Great point, but I have to wonder if there is a slight dumbing down as well. I do a ton of reading, but as a child it was almost exclusively long form. The technology I use most often has helped change that, and I read probably just as much or more, but shorter articles and fewer books. I hate to admit it, but I know the content is not as good, but the format has become habitual.

While this is my experience with my consumption, I sometimes wonder what that means for people growing up in today's world who consume, for a baseline, shorter and lower quality content. What effect does that have on their output?

At any rate, I think it would be negligible compared to the factor you cited, -access.

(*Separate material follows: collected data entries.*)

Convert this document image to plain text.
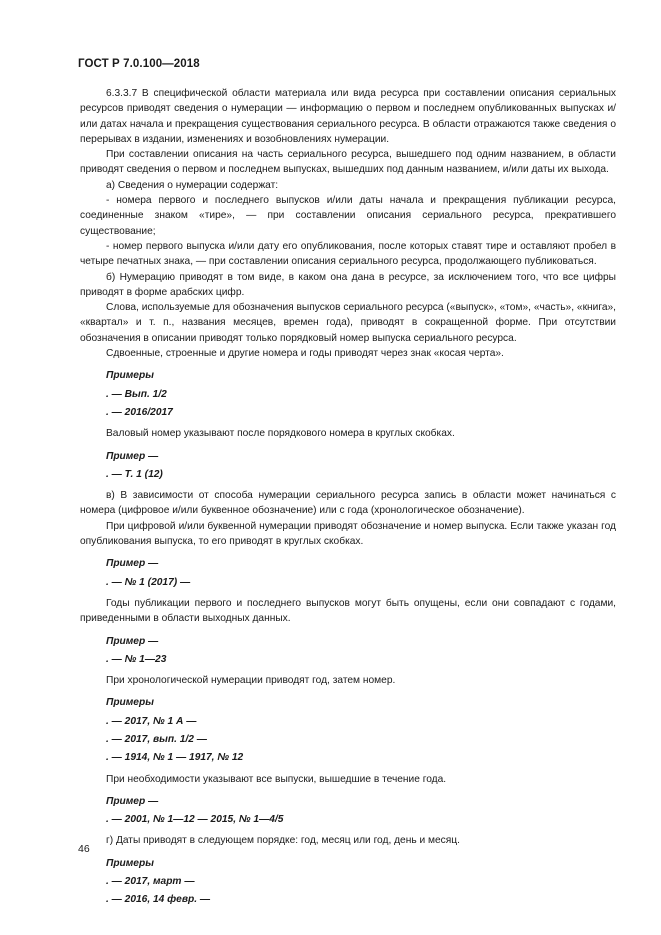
ГОСТ Р 7.0.100—2018

6.3.3.7 В специфической области материала или вида ресурса при составлении описания сериальных ресурсов приводят сведения о нумерации — информацию о первом и последнем опубликованных выпусках и/или датах начала и прекращения существования сериального ресурса. В области отражаются также сведения о перерывах в издании, изменениях и возобновлениях нумерации.

При составлении описания на часть сериального ресурса, вышедшего под одним названием, в области приводят сведения о первом и последнем выпусках, вышедших под данным названием, и/или даты их выхода.

а) Сведения о нумерации содержат:

- номера первого и последнего выпусков и/или даты начала и прекращения публикации ресурса, соединенные знаком «тире», — при составлении описания сериального ресурса, прекратившего существование;

- номер первого выпуска и/или дату его опубликования, после которых ставят тире и оставляют пробел в четыре печатных знака, — при составлении описания сериального ресурса, продолжающего публиковаться.

б) Нумерацию приводят в том виде, в каком она дана в ресурсе, за исключением того, что все цифры приводят в форме арабских цифр.

Слова, используемые для обозначения выпусков сериального ресурса («выпуск», «том», «часть», «книга», «квартал» и т. п., названия месяцев, времен года), приводят в сокращенной форме. При отсутствии обозначения в описании приводят только порядковый номер выпуска сериального ресурса.

Сдвоенные, строенные и другие номера и годы приводят через знак «косая черта».

Примеры

. — Вып. 1/2

. — 2016/2017

Валовый номер указывают после порядкового номера в круглых скобках.

Пример —

. — Т. 1 (12)

в) В зависимости от способа нумерации сериального ресурса запись в области может начинаться с номера (цифровое и/или буквенное обозначение) или с года (хронологическое обозначение).

При цифровой и/или буквенной нумерации приводят обозначение и номер выпуска. Если также указан год опубликования выпуска, то его приводят в круглых скобках.

Пример —

. — № 1 (2017) —

Годы публикации первого и последнего выпусков могут быть опущены, если они совпадают с годами, приведенными в области выходных данных.

Пример —

. — № 1—23

При хронологической нумерации приводят год, затем номер.

Примеры

. — 2017, № 1 А —

. — 2017, вып. 1/2 —

. — 1914, № 1 — 1917, № 12

При необходимости указывают все выпуски, вышедшие в течение года.

Пример —

. — 2001, № 1—12 — 2015, № 1—4/5

г) Даты приводят в следующем порядке: год, месяц или год, день и месяц.

Примеры

. — 2017, март —

. — 2016, 14 февр. —

46
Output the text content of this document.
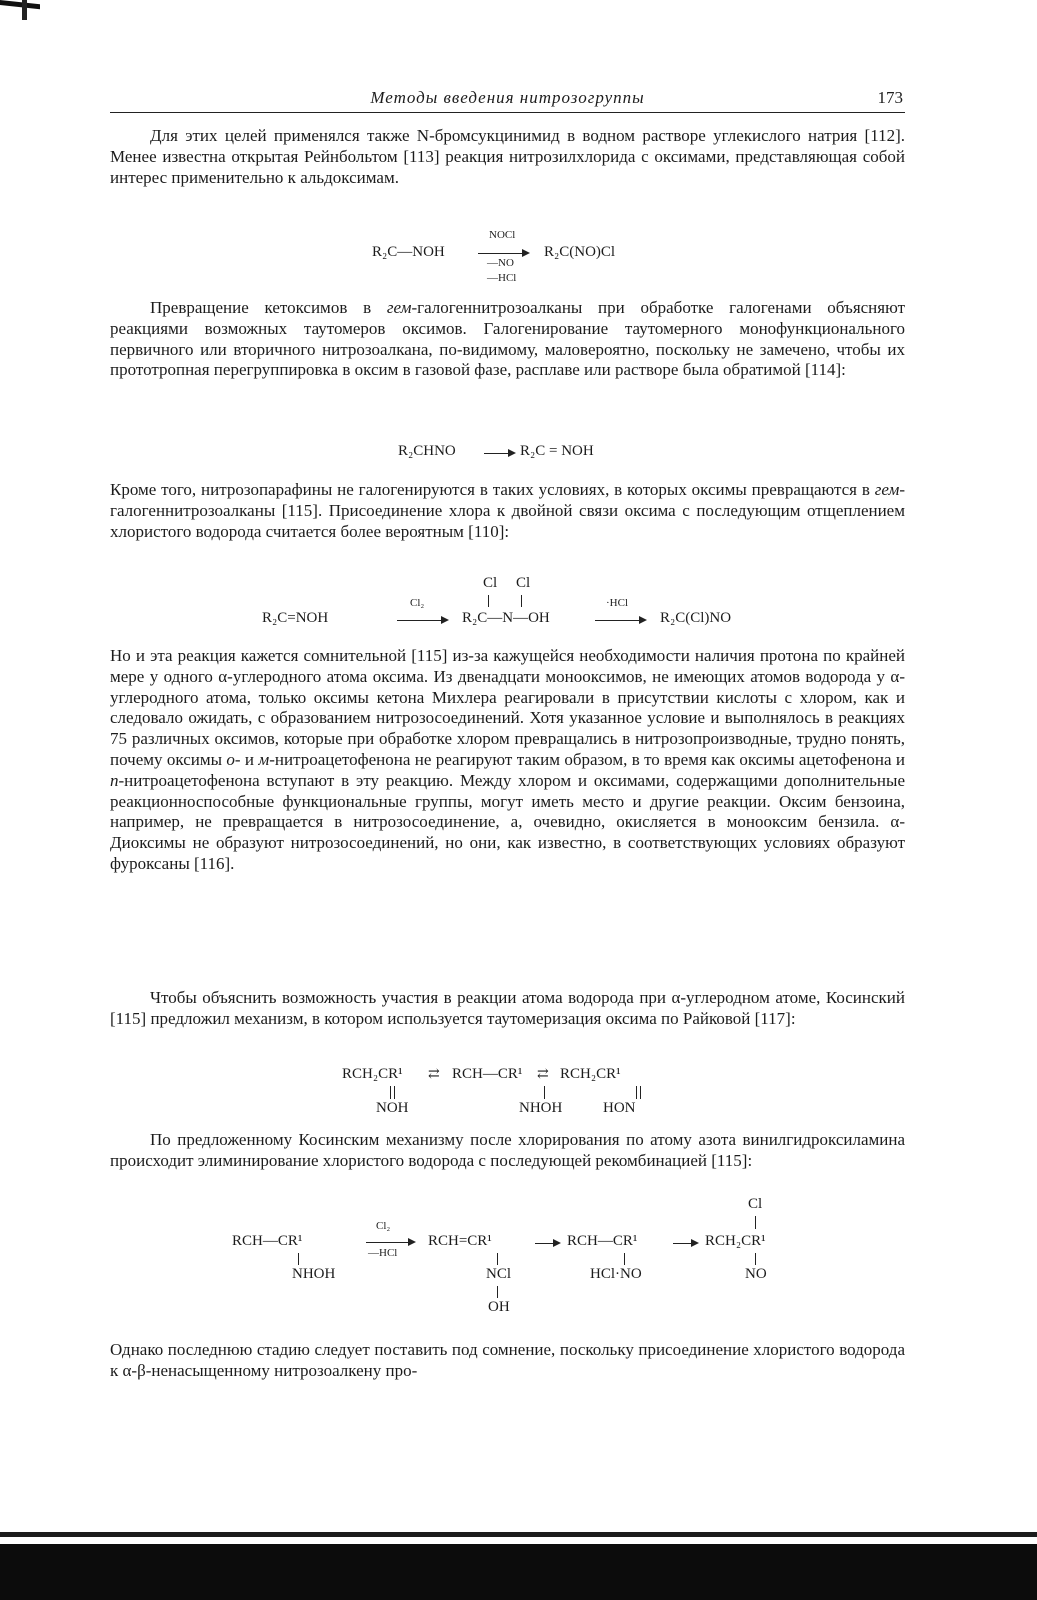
Методы введения нитрозогруппы	173
Для этих целей применялся также N-бромсукцинимид в водном растворе углекислого натрия [112]. Менее известна открытая Рейнбольтом [113] реакция нитрозилхлорида с оксимами, представляющая собой интерес применительно к альдоксимам.
R₂C—NOH
NOCl
—NO
—HCl
R₂C(NO)Cl
Превращение кетоксимов в гем-галогеннитрозоалканы при обработке галогенами объясняют реакциями возможных таутомеров оксимов. Галогенирование таутомерного монофункционального первичного или вторичного нитрозоалкана, по-видимому, маловероятно, поскольку не замечено, чтобы их прототропная перегруппировка в оксим в газовой фазе, расплаве или растворе была обратимой [114]:
R₂CHNO	R₂C = NOH
Кроме того, нитрозопарафины не галогенируются в таких условиях, в которых оксимы превращаются в гем-галогеннитрозоалканы [115]. Присоединение хлора к двойной связи оксима с последующим отщеплением хлористого водорода считается более вероятным [110]:
Cl Cl
R₂C=NOH
Cl₂
R₂C—N—OH
·HCl
R₂C(Cl)NO
Но и эта реакция кажется сомнительной [115] из-за кажущейся необходимости наличия протона по крайней мере у одного α-углеродного атома оксима. Из двенадцати монооксимов, не имеющих атомов водорода у α-углеродного атома, только оксимы кетона Михлера реагировали в присутствии кислоты с хлором, как и следовало ожидать, с образованием нитрозосоединений. Хотя указанное условие и выполнялось в реакциях 75 различных оксимов, которые при обработке хлором превращались в нитрозопроизводные, трудно понять, почему оксимы о- и м-нитроацетофенона не реагируют таким образом, в то время как оксимы ацетофенона и n-нитроацетофенона вступают в эту реакцию. Между хлором и оксимами, содержащими дополнительные реакционноспособные функциональные группы, могут иметь место и другие реакции. Оксим бензоина, например, не превращается в нитрозосоединение, а, очевидно, окисляется в монооксим бензила. α-Диоксимы не образуют нитрозосоединений, но они, как известно, в соответствующих условиях образуют фуроксаны [116].
Чтобы объяснить возможность участия в реакции атома водорода при α-углеродном атоме, Косинский [115] предложил механизм, в котором используется таутомеризация оксима по Райковой [117]:
RCH₂CR¹ ⇄ RCH—CR¹ ⇄ RCH₂CR¹
NOH	NHOH	HON
По предложенному Косинским механизму после хлорирования по атому азота винилгидроксиламина происходит элиминирование хлористого водорода с последующей рекомбинацией [115]:
Cl
RCH—CR¹
NHOH
Cl₂
—HCl
RCH=CR¹
NCl
OH
RCH—CR¹
HCl·NO
RCH₂CR¹
NO
Однако последнюю стадию следует поставить под сомнение, поскольку присоединение хлористого водорода к α-β-ненасыщенному нитрозоалкену про-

user92  ·  4051 days ago  ·  link  ·  

I totally agree. I've also noticed a drastic shift with the content I consume moving from mainly long form and short. I've actually started to try to move that back a bit. But one thing I've noticed is that long form has suffered as well and seems to be a little cheaper and poorer quality (on the whole) than I remembered. I wonder if authors feel pressure to compete with bloggers and this plays out to some extent in the quality of their work.

ecib  ·  4051 days ago  ·  link  ·  

Hmm. Regarding long form, there has always been so many bad bad bad terrible books out there, and more every day. For me it's always been about selecting the great reads that are out there. There will always be dissertations launching books, and niche experts and popularizers putting the time in. But I just think that short form lends itself to dumbing down in many of the ways it is packaged for us. It is packaged to live alongside advertisements and mingles with that. Then there is the internet that coined the term link-bait.